Le « réalisme » de Flaubert tend à provoquer la reconnaissance du lecteur. Oui, c’est la réalité, sa vie, lui-même qui surgissent des pages. Mais il découvre, soudain, que cette reconnaissance était méconnaissance. Le monde social qu’il habite, qu’il accepte, l’existence qu’il mène sont régis par des intérêts sordides, une malveillance profonde, « les eaux glacées du calcul égoïste ». Tous ceux qu’animent un rêve, une vertu, une grandeur sont bafoués, brisés. Emma s’empoisonne.
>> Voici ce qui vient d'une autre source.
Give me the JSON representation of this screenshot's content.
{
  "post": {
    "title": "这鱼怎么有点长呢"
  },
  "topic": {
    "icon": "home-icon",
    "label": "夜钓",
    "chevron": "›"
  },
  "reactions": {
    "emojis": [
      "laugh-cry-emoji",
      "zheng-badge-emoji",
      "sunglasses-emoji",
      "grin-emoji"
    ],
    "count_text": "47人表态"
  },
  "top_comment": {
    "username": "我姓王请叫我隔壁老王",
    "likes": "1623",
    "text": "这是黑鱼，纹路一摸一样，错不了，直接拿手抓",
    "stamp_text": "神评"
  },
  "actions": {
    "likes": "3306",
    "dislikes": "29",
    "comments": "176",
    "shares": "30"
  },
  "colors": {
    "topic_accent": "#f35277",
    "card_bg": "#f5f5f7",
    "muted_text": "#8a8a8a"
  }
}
Son mari meurt de chagrin, leur fille, prolétarisée, est déjà minée par la tuberculose. Catherine Nicaise Leroux, salariée agricole, reçoit des « bourgeois épanouis » une médaille d’argent d’une valeur de vingt-cinq francs pour un demi-siècle de servitude et Lestiboudois est persuadé que Justin, l’adolescent amoureux, en secret, d’Emma et qui prie, la nuit, sur sa tombe, est occupé à lui voler ses pommes de terre. Après avoir fait incarcérer le mendiant qui importunait les voyageurs sur la route de Rouen, Homais triomphe. « Il vient d’avoir la croix d’honneur ».

La justice impériale ne s’y est pas trompée, qui cite Flaubert à comparaître devant la onzième chambre correctionnelle du tribunal de Paris et le procureur, Ernest Pinard, songe d’abord à lui infliger deux ans de prison.

Les atroces manuscrits de Flaubert témoignent, à leur manière et par anticipation, de la brutale formule de Durkheim : « L’art est une pratique pure, sans théorie ». Flaubert n’a pas su ce qu’il faisait. Il impute au langage, au style l’obscurité, les difficultés du différend mortel qui l’oppose à sa classe d’origine. C’est cette incertitude qui explique le chaos des brouillons, les essais et les erreurs, les jérémiades de la correspondance.

Flaubert est un écrivain français. Notre passion, c’est l’égalité – « Tous les hommes… ». Peu d’œuvres l’ont exaltée, magnifiée comme la sienne. C’est pourquoi elle nous parle toujours.»